Hay que mejorar la calidad, hay que preocuparse más de la calidad del transporte, de la salud, de la política, de los impuestos, pero sobre todo de la educación. Calidad ante todo, sobre todo, calidad. La discusión se llena muy luego de cifras y siglas que prueban una vez más que se está hablando de lo único que los técnicos pueden a ciencia cierta verificar: la cantidad. Para los economistas la confusión de ambos términos es más o menos inevitable. En el mercado la calidad suele transformarse en cantidad y viceversa. Un buen producto vale generalmente más que uno malo; un producto malo, pero popular, puede terminar por adquirir con los años un aura de calidad. El estudio de esa metamorfosis es el centro de la ciencia económica.
En literatura (y lo mismo en educación), una obra maestra no se vende más cara que un best seller , y un best seller no se convierte en una obra maestra por el solo hecho de vender mucho. En algún momento de su azarosa vida, El Quijote pasó de ser un gran chiste a un clásico, y de un clásico a un barómetro de calidad. Esta metamorfosis ocurrió un siglo después de la publicación del libro, en Inglaterra y en Francia. Una serie de críticos leyeron otro libro completamente distinto al que Cervantes escribió. Los críticos no hubiesen tenido éxito en inventar un nuevo Quijote si los lectores no hubiesen obligado a reimprimir el libro lo suficiente para que llegara a sus manos. Stendhal, al revés, desapareció del mapa por cincuenta años hasta que por azar un grupo de lectores que también eran escritores lo convirtieron en su santo y seña. No fue sin embargo más que un capricho para un puñado de gente feliz, hasta que la masa de los lectores aceptó la recomendación de los críticos y lo convirtió en un clásico.
Un libro popular que se convierte en culto, un libro de culto que se convierte en popular; en ambos casos, la calidad no es un ente abstracto, algo inmanente al libro, sino el resultado de un pacto lento y progresivo entre la élite intelectual y los lectores. Leemos, al leer El Quijote o Rojo y Negro , ese pacto que desfigura el libro, pero también lo llena de otros sentidos inesperados que van cambiando todo el tiempo. Un clásico es así, al revés de lo que solemos creer, un libro que no se termina nunca de escribir, que está en perpetuo estado de gracia y de emergencia y de sitio. Es una propuesta para un posible pacto. En la ecuación de la lectura, la calidad es una X que convenimos en llamar Cervantes o Stendhal, sabiendo que estos nombres son solo aproximación de una perfección que no podemos mirar a los ojos. No sabemos si son realmente los mejores autores de ese tiempo, solo sabemos que son los únicos en que pudimos ponernos de acuerdo.

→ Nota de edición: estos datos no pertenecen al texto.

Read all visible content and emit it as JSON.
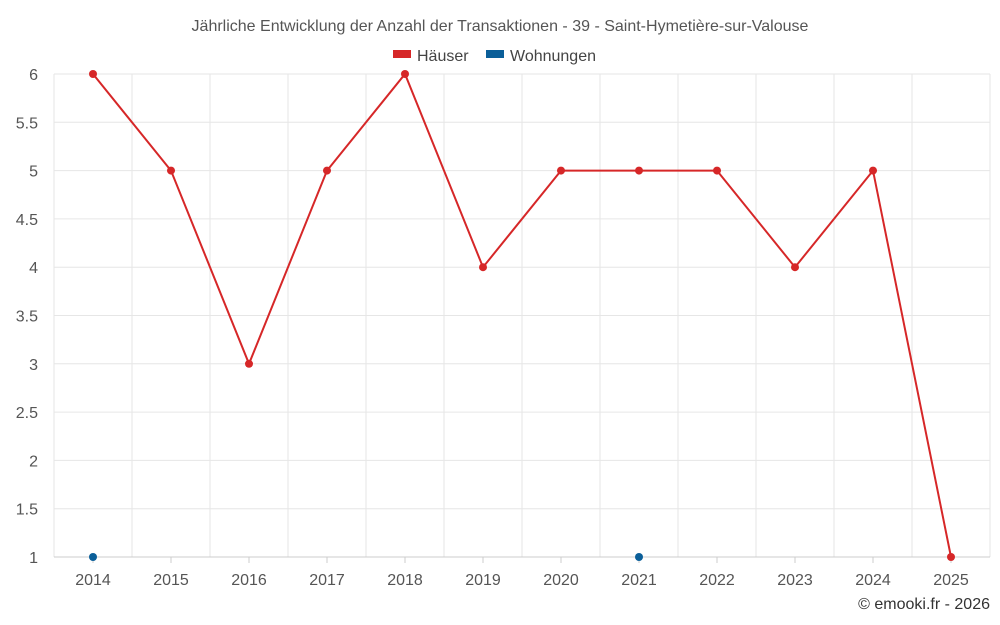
{
  "chart_data": {
    "type": "line",
    "title": "Jährliche Entwicklung der Anzahl der Transaktionen - 39 - Saint-Hymetière-sur-Valouse",
    "xlabel": "",
    "ylabel": "",
    "categories": [
      "2014",
      "2015",
      "2016",
      "2017",
      "2018",
      "2019",
      "2020",
      "2021",
      "2022",
      "2023",
      "2024",
      "2025"
    ],
    "y_ticks": [
      "1",
      "1.5",
      "2",
      "2.5",
      "3",
      "3.5",
      "4",
      "4.5",
      "5",
      "5.5",
      "6"
    ],
    "ylim": [
      1,
      6
    ],
    "grid": true,
    "legend_position": "top-center",
    "series": [
      {
        "name": "Häuser",
        "color": "#d62728",
        "values": [
          6,
          5,
          3,
          5,
          6,
          4,
          5,
          5,
          5,
          4,
          5,
          1
        ],
        "line": true
      },
      {
        "name": "Wohnungen",
        "color": "#0b5f99",
        "values": [
          1,
          null,
          null,
          null,
          null,
          null,
          null,
          1,
          null,
          null,
          null,
          null
        ],
        "line": false
      }
    ],
    "credit": "© emooki.fr - 2026"
  }
}
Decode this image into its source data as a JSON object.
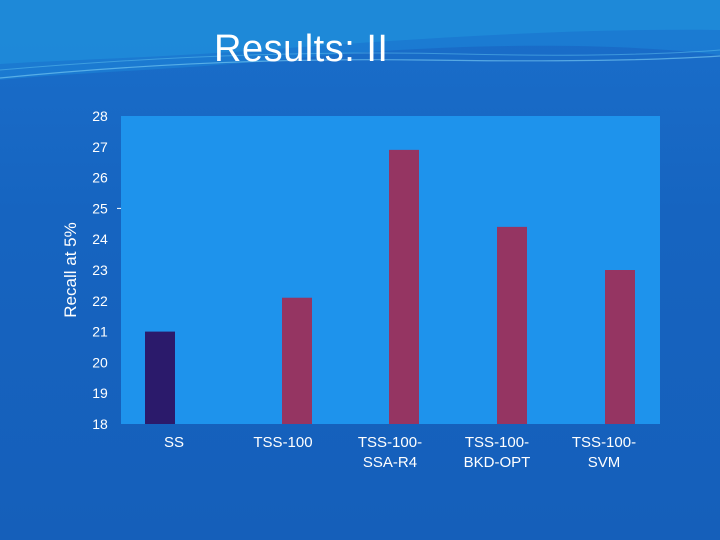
{
  "slide": {
    "title": "Results: II",
    "colors": {
      "background": "#1766c4",
      "plot_area": "#1e93ec",
      "accent_bar": "#2b1a6b",
      "bar": "#953562"
    }
  },
  "chart_data": {
    "type": "bar",
    "title": "",
    "xlabel": "",
    "ylabel": "Recall at 5%",
    "ylim": [
      18,
      28
    ],
    "yticks": [
      18,
      19,
      20,
      21,
      22,
      23,
      24,
      25,
      26,
      27,
      28
    ],
    "categories": [
      [
        "SS"
      ],
      [
        "TSS-100"
      ],
      [
        "TSS-100-",
        "SSA-R4"
      ],
      [
        "TSS-100-",
        "BKD-OPT"
      ],
      [
        "TSS-100-",
        "SVM"
      ]
    ],
    "values": [
      21.0,
      22.1,
      26.9,
      24.4,
      23.0
    ],
    "bar_colors": [
      "#2b1a6b",
      "#953562",
      "#953562",
      "#953562",
      "#953562"
    ],
    "grid": false,
    "legend": "none"
  }
}
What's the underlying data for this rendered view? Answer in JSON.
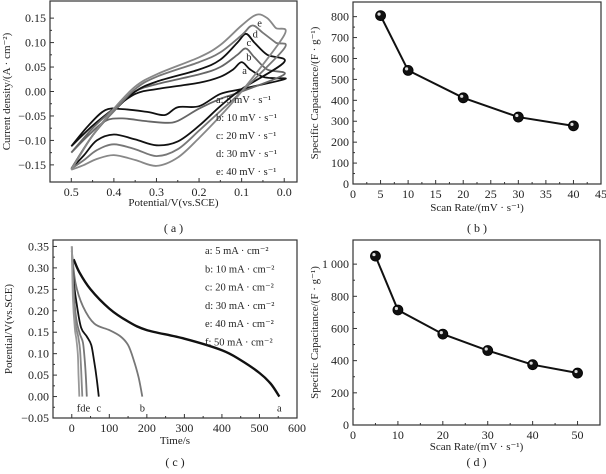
{
  "chart_data": [
    {
      "id": "a",
      "type": "line",
      "caption": "( a )",
      "xlabel": "Potential/V(vs.SCE)",
      "ylabel": "Current density/(A · cm⁻²)",
      "xlim": [
        0.55,
        -0.03
      ],
      "ylim": [
        -0.185,
        0.185
      ],
      "x_reversed": true,
      "xticks": [
        0.5,
        0.4,
        0.3,
        0.2,
        0.1,
        0.0
      ],
      "xtick_labels": [
        "0.5",
        "0.4",
        "0.3",
        "0.2",
        "0.1",
        "0.0"
      ],
      "yticks": [
        0.15,
        0.1,
        0.05,
        0.0,
        -0.05,
        -0.1,
        -0.15
      ],
      "ytick_labels": [
        "0.15",
        "0.10",
        "0.05",
        "0.00",
        "−0.05",
        "−0.10",
        "−0.15"
      ],
      "legend": [
        "a: 5 mV · s⁻¹",
        "b: 10 mV · s⁻¹",
        "c: 20 mV · s⁻¹",
        "d: 30 mV · s⁻¹",
        "e: 40 mV · s⁻¹"
      ],
      "legend_position": "bottom-right",
      "series": [
        {
          "name": "a",
          "color": "#111111",
          "anodic_peak": [
            0.1,
            0.06
          ],
          "anodic": [
            [
              0.5,
              -0.112
            ],
            [
              0.45,
              -0.07
            ],
            [
              0.4,
              -0.035
            ],
            [
              0.35,
              -0.005
            ],
            [
              0.3,
              0.005
            ],
            [
              0.2,
              0.018
            ],
            [
              0.15,
              0.03
            ],
            [
              0.12,
              0.045
            ],
            [
              0.1,
              0.06
            ],
            [
              0.08,
              0.045
            ],
            [
              0.05,
              0.03
            ],
            [
              0.02,
              0.027
            ],
            [
              0.0,
              0.025
            ]
          ],
          "cathodic": [
            [
              0.0,
              0.025
            ],
            [
              0.1,
              0.005
            ],
            [
              0.15,
              -0.005
            ],
            [
              0.2,
              -0.03
            ],
            [
              0.25,
              -0.032
            ],
            [
              0.28,
              -0.048
            ],
            [
              0.32,
              -0.042
            ],
            [
              0.38,
              -0.036
            ],
            [
              0.42,
              -0.038
            ],
            [
              0.46,
              -0.07
            ],
            [
              0.5,
              -0.112
            ]
          ]
        },
        {
          "name": "b",
          "color": "#666666",
          "anodic_peak": [
            0.09,
            0.088
          ],
          "anodic": [
            [
              0.5,
              -0.125
            ],
            [
              0.45,
              -0.075
            ],
            [
              0.4,
              -0.035
            ],
            [
              0.35,
              0.0
            ],
            [
              0.3,
              0.015
            ],
            [
              0.2,
              0.035
            ],
            [
              0.15,
              0.05
            ],
            [
              0.11,
              0.075
            ],
            [
              0.09,
              0.088
            ],
            [
              0.07,
              0.07
            ],
            [
              0.04,
              0.045
            ],
            [
              0.0,
              0.035
            ]
          ],
          "cathodic": [
            [
              0.0,
              0.035
            ],
            [
              0.1,
              0.0
            ],
            [
              0.15,
              -0.015
            ],
            [
              0.2,
              -0.035
            ],
            [
              0.25,
              -0.06
            ],
            [
              0.28,
              -0.064
            ],
            [
              0.33,
              -0.06
            ],
            [
              0.38,
              -0.055
            ],
            [
              0.42,
              -0.06
            ],
            [
              0.46,
              -0.09
            ],
            [
              0.5,
              -0.125
            ]
          ]
        },
        {
          "name": "c",
          "color": "#111111",
          "anodic_peak": [
            0.09,
            0.118
          ],
          "anodic": [
            [
              0.5,
              -0.158
            ],
            [
              0.45,
              -0.09
            ],
            [
              0.4,
              -0.04
            ],
            [
              0.35,
              0.0
            ],
            [
              0.3,
              0.02
            ],
            [
              0.2,
              0.045
            ],
            [
              0.15,
              0.065
            ],
            [
              0.11,
              0.1
            ],
            [
              0.09,
              0.118
            ],
            [
              0.07,
              0.1
            ],
            [
              0.04,
              0.075
            ],
            [
              0.0,
              0.06
            ]
          ],
          "cathodic": [
            [
              0.0,
              0.06
            ],
            [
              0.1,
              0.005
            ],
            [
              0.15,
              -0.03
            ],
            [
              0.2,
              -0.07
            ],
            [
              0.25,
              -0.102
            ],
            [
              0.3,
              -0.11
            ],
            [
              0.35,
              -0.098
            ],
            [
              0.4,
              -0.088
            ],
            [
              0.44,
              -0.1
            ],
            [
              0.47,
              -0.13
            ],
            [
              0.5,
              -0.158
            ]
          ]
        },
        {
          "name": "d",
          "color": "#777777",
          "anodic_peak": [
            0.075,
            0.135
          ],
          "anodic": [
            [
              0.5,
              -0.158
            ],
            [
              0.45,
              -0.09
            ],
            [
              0.4,
              -0.04
            ],
            [
              0.35,
              0.005
            ],
            [
              0.3,
              0.03
            ],
            [
              0.2,
              0.06
            ],
            [
              0.15,
              0.08
            ],
            [
              0.1,
              0.115
            ],
            [
              0.075,
              0.135
            ],
            [
              0.05,
              0.12
            ],
            [
              0.02,
              0.1
            ],
            [
              0.0,
              0.088
            ]
          ],
          "cathodic": [
            [
              0.0,
              0.088
            ],
            [
              0.1,
              0.0
            ],
            [
              0.15,
              -0.04
            ],
            [
              0.2,
              -0.08
            ],
            [
              0.25,
              -0.118
            ],
            [
              0.3,
              -0.132
            ],
            [
              0.35,
              -0.118
            ],
            [
              0.4,
              -0.108
            ],
            [
              0.44,
              -0.12
            ],
            [
              0.47,
              -0.14
            ],
            [
              0.5,
              -0.158
            ]
          ]
        },
        {
          "name": "e",
          "color": "#888888",
          "anodic_peak": [
            0.065,
            0.157
          ],
          "anodic": [
            [
              0.5,
              -0.16
            ],
            [
              0.45,
              -0.09
            ],
            [
              0.4,
              -0.035
            ],
            [
              0.35,
              0.01
            ],
            [
              0.3,
              0.035
            ],
            [
              0.2,
              0.07
            ],
            [
              0.15,
              0.095
            ],
            [
              0.1,
              0.135
            ],
            [
              0.065,
              0.157
            ],
            [
              0.04,
              0.15
            ],
            [
              0.02,
              0.13
            ],
            [
              0.0,
              0.115
            ]
          ],
          "cathodic": [
            [
              0.0,
              0.115
            ],
            [
              0.1,
              0.0
            ],
            [
              0.15,
              -0.05
            ],
            [
              0.2,
              -0.095
            ],
            [
              0.25,
              -0.135
            ],
            [
              0.3,
              -0.152
            ],
            [
              0.35,
              -0.14
            ],
            [
              0.4,
              -0.13
            ],
            [
              0.44,
              -0.138
            ],
            [
              0.47,
              -0.15
            ],
            [
              0.5,
              -0.16
            ]
          ]
        }
      ]
    },
    {
      "id": "b",
      "type": "line",
      "caption": "( b )",
      "xlabel": "Scan Rate/(mV · s⁻¹)",
      "ylabel": "Specific Capacitance/(F · g⁻¹)",
      "xlim": [
        0,
        45
      ],
      "ylim": [
        0,
        870
      ],
      "xticks": [
        0,
        5,
        10,
        15,
        20,
        25,
        30,
        35,
        40,
        45
      ],
      "yticks": [
        0,
        100,
        200,
        300,
        400,
        500,
        600,
        700,
        800
      ],
      "x": [
        5,
        10,
        20,
        30,
        40
      ],
      "values": [
        805,
        543,
        412,
        320,
        278
      ],
      "markers": true
    },
    {
      "id": "c",
      "type": "line",
      "caption": "( c )",
      "xlabel": "Time/s",
      "ylabel": "Potential/V(vs.SCE)",
      "xlim": [
        -50,
        600
      ],
      "ylim": [
        -0.05,
        0.365
      ],
      "xticks": [
        0,
        100,
        200,
        300,
        400,
        500,
        600
      ],
      "xtick_labels": [
        "0",
        "100",
        "200",
        "300",
        "400",
        "500",
        "600"
      ],
      "yticks": [
        -0.05,
        0.0,
        0.05,
        0.1,
        0.15,
        0.2,
        0.25,
        0.3,
        0.35
      ],
      "ytick_labels": [
        "−0.05",
        "0.00",
        "0.05",
        "0.10",
        "0.15",
        "0.20",
        "0.25",
        "0.30",
        "0.35"
      ],
      "legend": [
        "a: 5 mA · cm⁻²",
        "b: 10 mA · cm⁻²",
        "c: 20 mA · cm⁻²",
        "d: 30 mA · cm⁻²",
        "e: 40 mA · cm⁻²",
        "f: 50 mA · cm⁻²"
      ],
      "legend_position": "top-right",
      "curve_labels": [
        "f",
        "d",
        "e",
        "c",
        "b",
        "a"
      ],
      "series": [
        {
          "name": "a",
          "color": "#111111",
          "discharge_time": 553,
          "points": [
            [
              5,
              0.32
            ],
            [
              20,
              0.29
            ],
            [
              50,
              0.25
            ],
            [
              100,
              0.205
            ],
            [
              150,
              0.175
            ],
            [
              200,
              0.155
            ],
            [
              300,
              0.135
            ],
            [
              400,
              0.108
            ],
            [
              450,
              0.085
            ],
            [
              500,
              0.055
            ],
            [
              530,
              0.03
            ],
            [
              553,
              0.0
            ]
          ]
        },
        {
          "name": "b",
          "color": "#777777",
          "discharge_time": 188,
          "points": [
            [
              0,
              0.34
            ],
            [
              10,
              0.265
            ],
            [
              30,
              0.21
            ],
            [
              60,
              0.17
            ],
            [
              100,
              0.155
            ],
            [
              130,
              0.14
            ],
            [
              150,
              0.12
            ],
            [
              165,
              0.085
            ],
            [
              178,
              0.045
            ],
            [
              188,
              0.0
            ]
          ]
        },
        {
          "name": "c",
          "color": "#111111",
          "discharge_time": 72,
          "points": [
            [
              0,
              0.34
            ],
            [
              5,
              0.27
            ],
            [
              15,
              0.205
            ],
            [
              25,
              0.16
            ],
            [
              40,
              0.14
            ],
            [
              52,
              0.12
            ],
            [
              60,
              0.08
            ],
            [
              66,
              0.045
            ],
            [
              72,
              0.0
            ]
          ]
        },
        {
          "name": "d",
          "color": "#777777",
          "discharge_time": 40,
          "points": [
            [
              0,
              0.35
            ],
            [
              5,
              0.25
            ],
            [
              12,
              0.18
            ],
            [
              22,
              0.145
            ],
            [
              30,
              0.125
            ],
            [
              35,
              0.08
            ],
            [
              38,
              0.04
            ],
            [
              40,
              0.0
            ]
          ]
        },
        {
          "name": "e",
          "color": "#888888",
          "discharge_time": 28,
          "points": [
            [
              0,
              0.35
            ],
            [
              4,
              0.24
            ],
            [
              10,
              0.17
            ],
            [
              17,
              0.14
            ],
            [
              22,
              0.11
            ],
            [
              25,
              0.06
            ],
            [
              28,
              0.0
            ]
          ]
        },
        {
          "name": "f",
          "color": "#999999",
          "discharge_time": 20,
          "points": [
            [
              0,
              0.35
            ],
            [
              3,
              0.23
            ],
            [
              8,
              0.16
            ],
            [
              12,
              0.135
            ],
            [
              16,
              0.1
            ],
            [
              18,
              0.05
            ],
            [
              20,
              0.0
            ]
          ]
        }
      ]
    },
    {
      "id": "d",
      "type": "line",
      "caption": "( d )",
      "xlabel": "Scan Rate/(mV · s⁻¹)",
      "ylabel": "Specific Capacitance/(F · g⁻¹)",
      "xlim": [
        0,
        55
      ],
      "ylim": [
        0,
        1150
      ],
      "xticks": [
        0,
        10,
        20,
        30,
        40,
        50
      ],
      "yticks": [
        0,
        200,
        400,
        600,
        800,
        1000
      ],
      "ytick_labels": [
        "0",
        "200",
        "400",
        "600",
        "800",
        "1 000"
      ],
      "x": [
        5,
        10,
        20,
        30,
        40,
        50
      ],
      "values": [
        1050,
        715,
        565,
        463,
        375,
        323
      ],
      "markers": true
    }
  ]
}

Ese acuerdo entre críticos y lectores es eminentemente político. Cada generación lo renueva y lo cancela según todo tipo de leyes impredecibles que tienen que ver con el clima, el flujo de la moneda, las revoluciones y contrarrevoluciones, y por cierto también el mercado. Es eso lo que hace peligroso el arte, la sensación vertiginosa de que ahí todo está siempre en discusión, que ni los especialistas ni las encuestas tienen nunca la última palabra, porque no hay nunca una última palabra.
La calidad fue hasta hace poco en Chile como en el mundo, privada, limpia, ligera, cocainómana, norteamericana. Antes fue francesa, pública, gruesa, vinosa. Ahora es una especie de híbrido de ambos mundos, un limbo que a ratos más bien parece un pantano. Asustados por la falta de referencias, buscamos tests, especialistas, siglas que nos certifiquen la calidad. A nadie se le ocurre recurrir a los únicos indiscutibles especialistas en calidad: los artistas, que viven crucificados entre la popularidad y el prestigio.
En el desprecio que la Nueva Mayoría y las viejas minorías sienten por los artistas y los intelectuales, se encuentra quizás la razón de la confusión en que se hunde una y otra vez el debate público, y de modo aún más patético el debate privado. No sabemos con qué palabras calificar y clasificar lo que nos pasa. Tarde comprendemos que las metáforas son también una forma de entendernos mejor, que los mitos son una manera de explicar lo inexplicable, y que casi todo lo que aprendimos lo aprendimos de los cuentos de hadas. Un debate sobre educación que olvida que la educación es parte de la cultura (y no al revés), se convierte en lo que demasiado a menudo se convierten los debates en Chile, una eterna exposición de gráficos y eslóganes con que nos gusta adormecernos, para ver si dormidos pasan los cambios sin cambiar nada al final.